Before I make for my political agenda it's worth dismantling the salient myth that's been tailing hairless vaginas for years: that they're more hygienic. They're not. As Emily Gibson said back in 2012, pubic hair's got a job to do: it's essentially battle armour for the groin, built to protect your majestic privates from the filthy critters of your sexual catalogue. In all seriousness, it serves as an effective bulwark against friction and chafing, not to mention its powers to keep your nether-regions dry and odourless. Its removal, on the other hand, leaves you with a set of wet, sore, and smelly genitals further prone to infections of all varieties, and worst of all resembling that of a pre-pubescent child.

So why do women do it? Besides the 'hygiene myth,' which can't seriously be a motivating factor considering we're not seeing women shaving their heads for the sake of cleanliness, the reasons appear to be socio-political. It would be easy here to link the hairless cooch with the recurring theme of most female beauty trends: the adulation of youth. But 'youth' in most aesthetic contexts earns its significance in its affiliation with fertility. A young, fertile female makes for easy mating, a safer birth, and a mother fresh enough to stick around for the kids afterwards. But hairless vaginas hardly scream 'fertility!' considering pubic hair tends to sprout before the development of the breasts and almost always prior to menstruation.

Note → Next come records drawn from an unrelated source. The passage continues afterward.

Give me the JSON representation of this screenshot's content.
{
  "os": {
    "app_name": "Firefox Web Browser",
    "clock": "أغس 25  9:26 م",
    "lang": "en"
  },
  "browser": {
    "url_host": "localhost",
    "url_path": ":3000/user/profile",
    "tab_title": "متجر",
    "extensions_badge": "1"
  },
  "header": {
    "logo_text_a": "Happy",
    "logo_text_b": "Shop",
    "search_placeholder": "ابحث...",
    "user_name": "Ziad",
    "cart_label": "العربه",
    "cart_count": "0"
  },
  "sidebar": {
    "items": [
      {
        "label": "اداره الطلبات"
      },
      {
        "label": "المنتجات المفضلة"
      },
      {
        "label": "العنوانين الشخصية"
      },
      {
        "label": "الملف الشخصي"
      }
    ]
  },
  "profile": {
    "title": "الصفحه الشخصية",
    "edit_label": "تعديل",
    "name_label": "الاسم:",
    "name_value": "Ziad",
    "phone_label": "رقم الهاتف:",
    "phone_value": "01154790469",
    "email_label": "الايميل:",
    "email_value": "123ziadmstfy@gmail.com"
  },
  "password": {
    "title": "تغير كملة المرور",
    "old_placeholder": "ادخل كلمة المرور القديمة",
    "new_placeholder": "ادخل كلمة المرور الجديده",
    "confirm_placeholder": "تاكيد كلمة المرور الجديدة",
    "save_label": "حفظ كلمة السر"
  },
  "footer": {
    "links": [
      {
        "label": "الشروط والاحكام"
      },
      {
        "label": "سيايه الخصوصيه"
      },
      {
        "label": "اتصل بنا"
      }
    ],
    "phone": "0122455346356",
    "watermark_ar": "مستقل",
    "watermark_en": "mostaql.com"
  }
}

So what are we missing? What characterises an underage girl if not her impregnability? The simple answer is her weakness. She's young, both physically and mentally undeveloped, and in no position to pose a threat to an adult male. In truth I don't think it'd be fair to suggest most or even some men find this appealing in any sort of conscious way; rather it's worth acknowledging that the desire for a loyal, subservient, and above all pliable female partner is deeply entrenched in the male psyche. It translates occasionally into gay culture: the large, heteronormative 'tops' tend to pursue the smaller 'bottoms' who conform to nuanced versions of female beauty standards, i.e. waxed, bleached, and heavily moisturised botties. The power-play is the same, and works under the same complex scheme of subliminal signalling.

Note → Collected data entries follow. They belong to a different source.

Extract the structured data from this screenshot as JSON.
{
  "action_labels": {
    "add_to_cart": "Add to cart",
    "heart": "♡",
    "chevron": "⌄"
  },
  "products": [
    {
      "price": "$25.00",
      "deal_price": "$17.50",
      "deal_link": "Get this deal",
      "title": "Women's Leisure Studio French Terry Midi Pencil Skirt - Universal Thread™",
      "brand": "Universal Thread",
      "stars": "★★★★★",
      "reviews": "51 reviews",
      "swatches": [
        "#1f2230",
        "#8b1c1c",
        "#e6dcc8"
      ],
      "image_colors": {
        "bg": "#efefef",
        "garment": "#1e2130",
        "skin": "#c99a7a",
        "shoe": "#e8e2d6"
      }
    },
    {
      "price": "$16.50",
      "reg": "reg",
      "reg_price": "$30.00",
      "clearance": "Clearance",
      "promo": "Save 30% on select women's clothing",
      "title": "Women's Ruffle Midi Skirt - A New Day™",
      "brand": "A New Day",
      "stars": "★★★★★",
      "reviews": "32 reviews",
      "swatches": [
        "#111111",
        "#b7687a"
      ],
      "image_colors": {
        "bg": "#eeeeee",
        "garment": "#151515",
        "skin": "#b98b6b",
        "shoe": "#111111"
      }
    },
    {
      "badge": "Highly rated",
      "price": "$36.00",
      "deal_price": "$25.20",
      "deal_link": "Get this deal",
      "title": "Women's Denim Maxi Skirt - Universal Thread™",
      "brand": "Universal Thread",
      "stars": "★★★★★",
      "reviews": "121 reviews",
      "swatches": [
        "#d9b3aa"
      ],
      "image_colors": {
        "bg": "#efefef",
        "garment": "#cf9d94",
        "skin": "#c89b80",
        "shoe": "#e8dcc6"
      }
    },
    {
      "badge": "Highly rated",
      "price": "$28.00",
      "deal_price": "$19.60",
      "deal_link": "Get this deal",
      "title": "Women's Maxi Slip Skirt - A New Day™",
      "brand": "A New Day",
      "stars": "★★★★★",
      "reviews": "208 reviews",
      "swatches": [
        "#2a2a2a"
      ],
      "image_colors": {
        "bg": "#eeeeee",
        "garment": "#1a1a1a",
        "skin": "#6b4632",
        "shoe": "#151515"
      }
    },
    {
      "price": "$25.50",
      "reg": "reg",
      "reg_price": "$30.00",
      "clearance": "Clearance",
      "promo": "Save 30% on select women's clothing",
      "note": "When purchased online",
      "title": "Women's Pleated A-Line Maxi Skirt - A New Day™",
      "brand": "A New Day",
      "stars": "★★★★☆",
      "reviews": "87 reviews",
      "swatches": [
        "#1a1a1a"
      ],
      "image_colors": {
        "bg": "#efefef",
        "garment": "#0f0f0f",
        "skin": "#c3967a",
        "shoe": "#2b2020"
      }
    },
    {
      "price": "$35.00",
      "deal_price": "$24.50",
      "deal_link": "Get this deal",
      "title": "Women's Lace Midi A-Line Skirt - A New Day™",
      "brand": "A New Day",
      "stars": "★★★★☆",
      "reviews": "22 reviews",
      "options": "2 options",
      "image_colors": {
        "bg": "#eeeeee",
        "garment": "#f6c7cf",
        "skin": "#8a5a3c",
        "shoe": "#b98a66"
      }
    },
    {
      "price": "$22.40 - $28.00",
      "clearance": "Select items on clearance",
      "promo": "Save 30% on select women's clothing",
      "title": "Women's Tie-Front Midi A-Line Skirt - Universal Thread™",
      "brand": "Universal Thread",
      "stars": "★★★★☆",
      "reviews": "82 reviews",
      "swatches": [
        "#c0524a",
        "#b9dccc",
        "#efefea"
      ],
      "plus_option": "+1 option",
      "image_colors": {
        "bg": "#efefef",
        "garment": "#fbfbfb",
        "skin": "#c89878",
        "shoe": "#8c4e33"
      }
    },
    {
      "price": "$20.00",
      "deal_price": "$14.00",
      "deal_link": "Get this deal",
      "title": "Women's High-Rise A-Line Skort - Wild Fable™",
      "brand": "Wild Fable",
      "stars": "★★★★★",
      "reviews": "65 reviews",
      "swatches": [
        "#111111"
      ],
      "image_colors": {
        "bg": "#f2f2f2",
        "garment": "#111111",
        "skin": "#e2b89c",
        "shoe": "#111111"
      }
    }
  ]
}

The shaved vagina, in addition to being an open landing-strip for STIs, is in many ways a white flag to the patriarchy. It's a demonstration of weakness, a weakness associated with those who've yet to acquire the full strength of womanhood, and plays directly into the hand of this nasty 'sub-dom' intergender dynamic people are convinced they enjoy in a 'non-misogynist way.' Sexual tastes are hopelessly tied up with personal validation, and the need to tear your hair follicles from your skin in a ludicrous act of self-flagellation, for the sake of making the patriarchy feel a bit more comfortable, is something I'm struggling to see in a feminist light.

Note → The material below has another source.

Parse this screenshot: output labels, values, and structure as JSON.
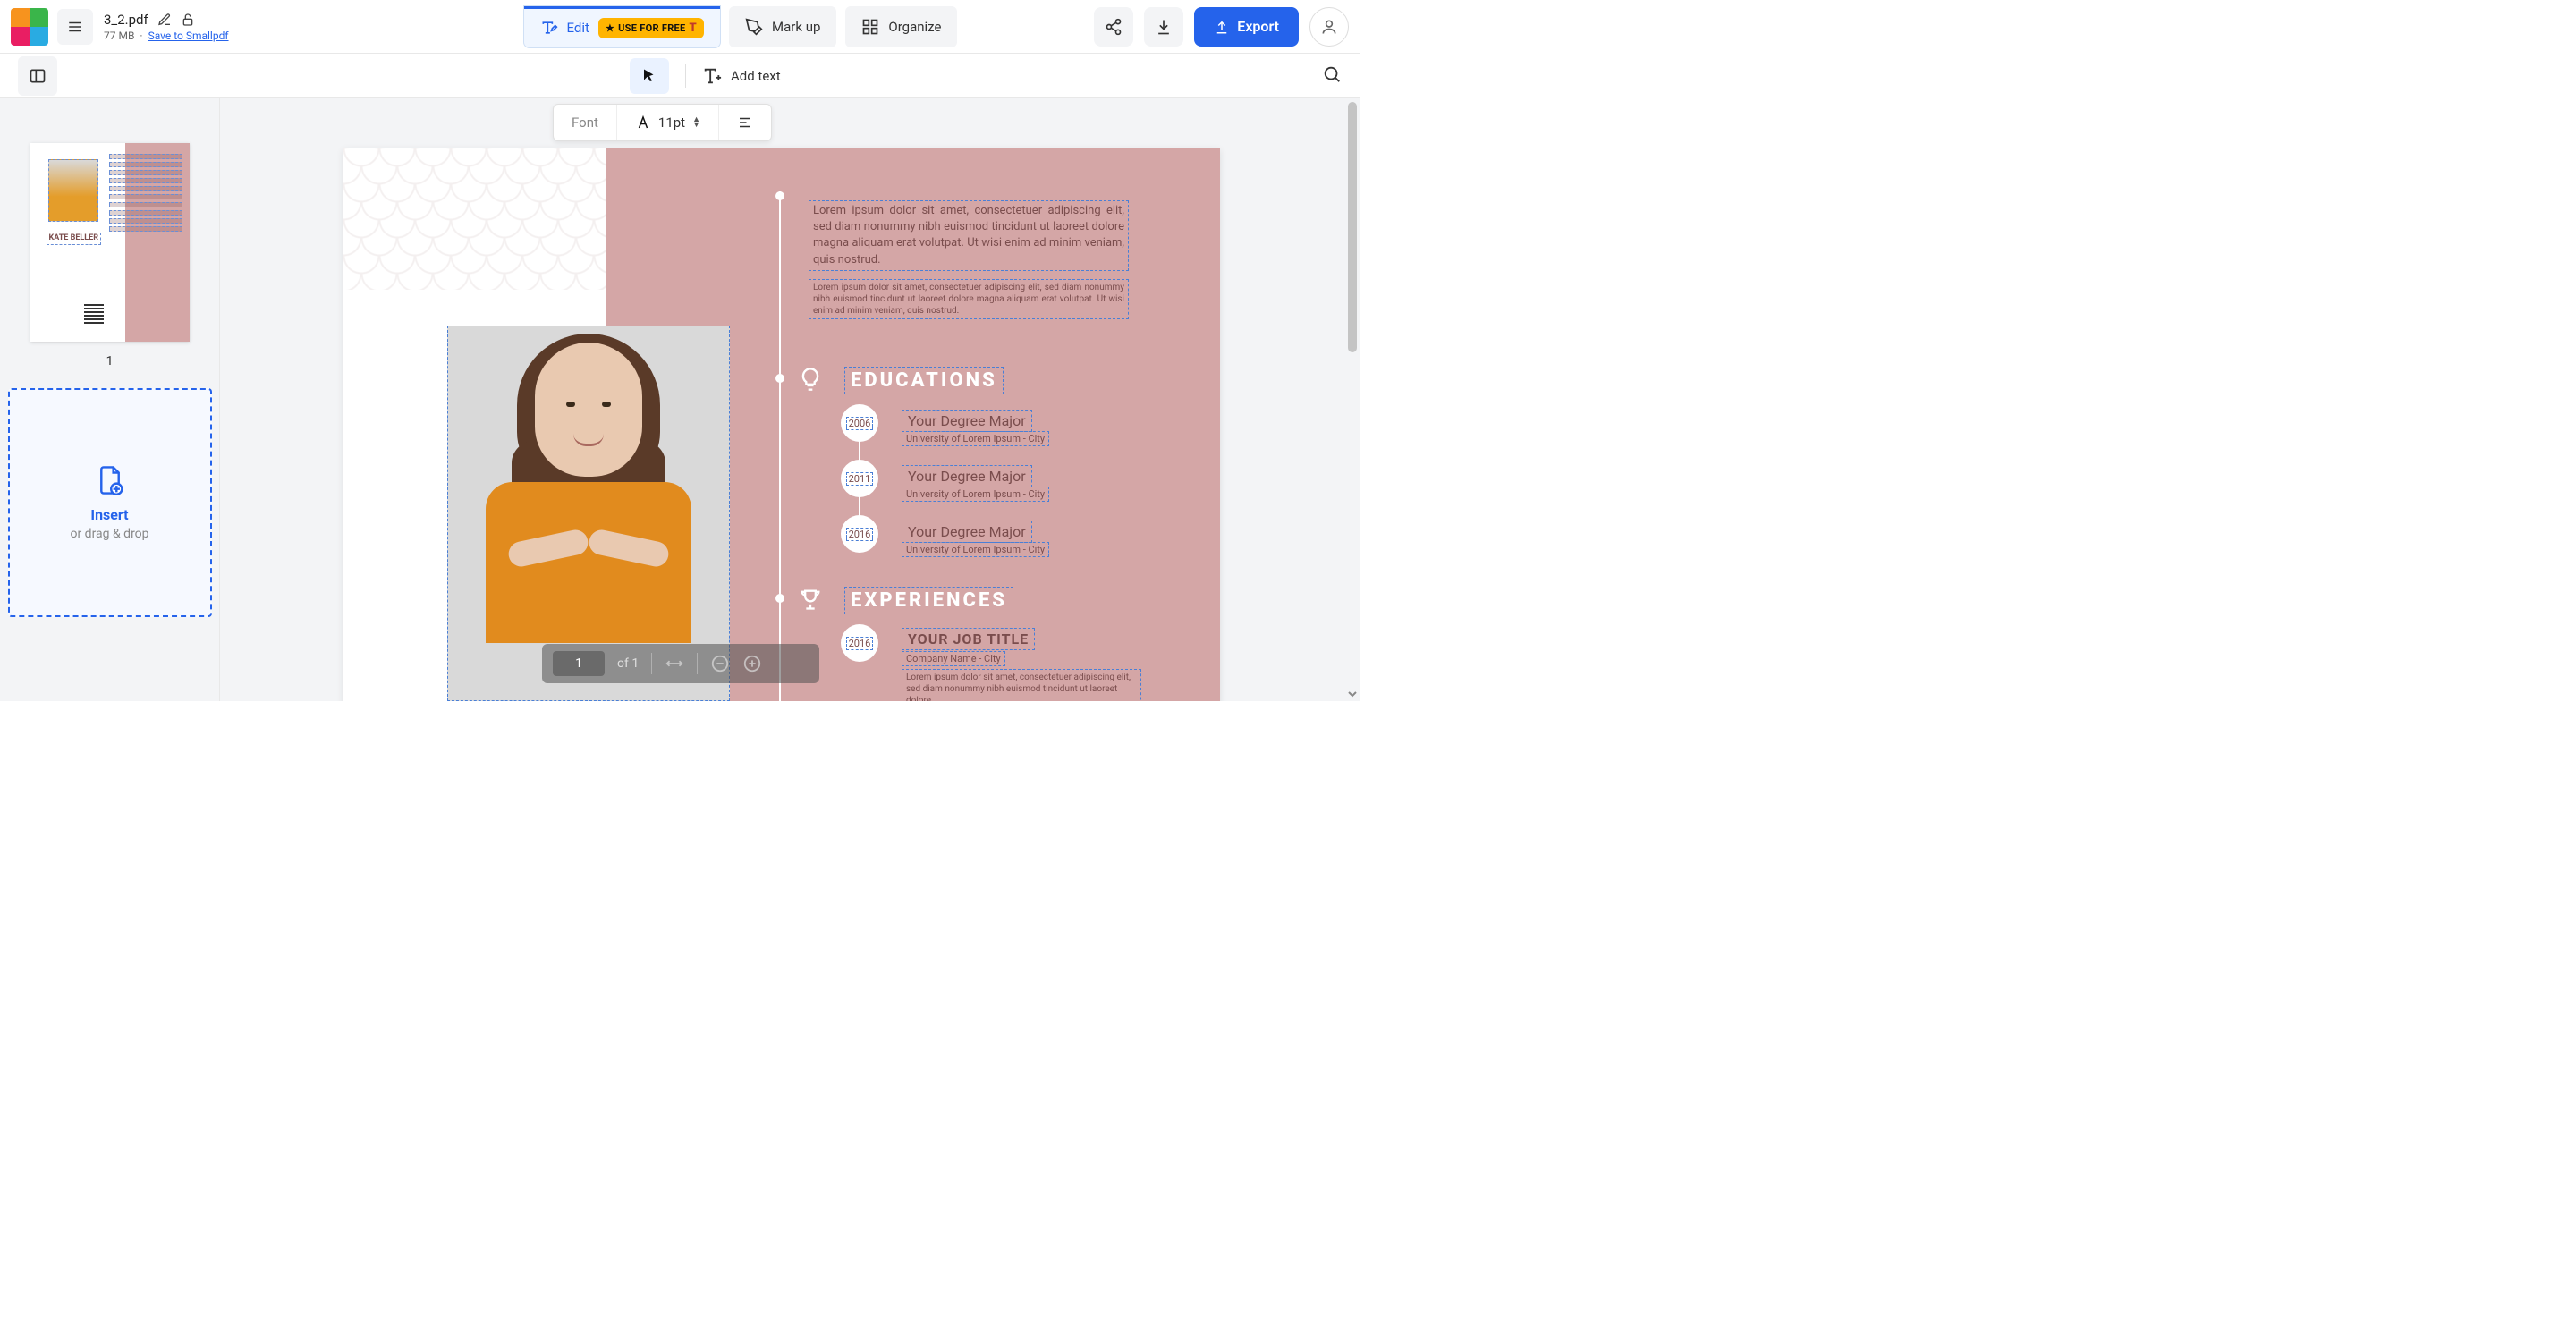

If we reverse the pre-adolescent weakness of the glabrous girl, we might make another discovery: the power of hair. There's a reason our horridly gender-normative grandparents exhorted young boys to finish their crusts in interest of chest hair, and that's because it's a universal symbol of strength. It suggests age, experience, development, maturity, not to mention greater insulation for when the Ice Age rolls in. I'd like to see women wear their fur like a medal of honour, a dark and tangled mess that symbolises the years she's had and the experiences she got out of them. Womanhood is glorious, it's natural, and it's very hairy.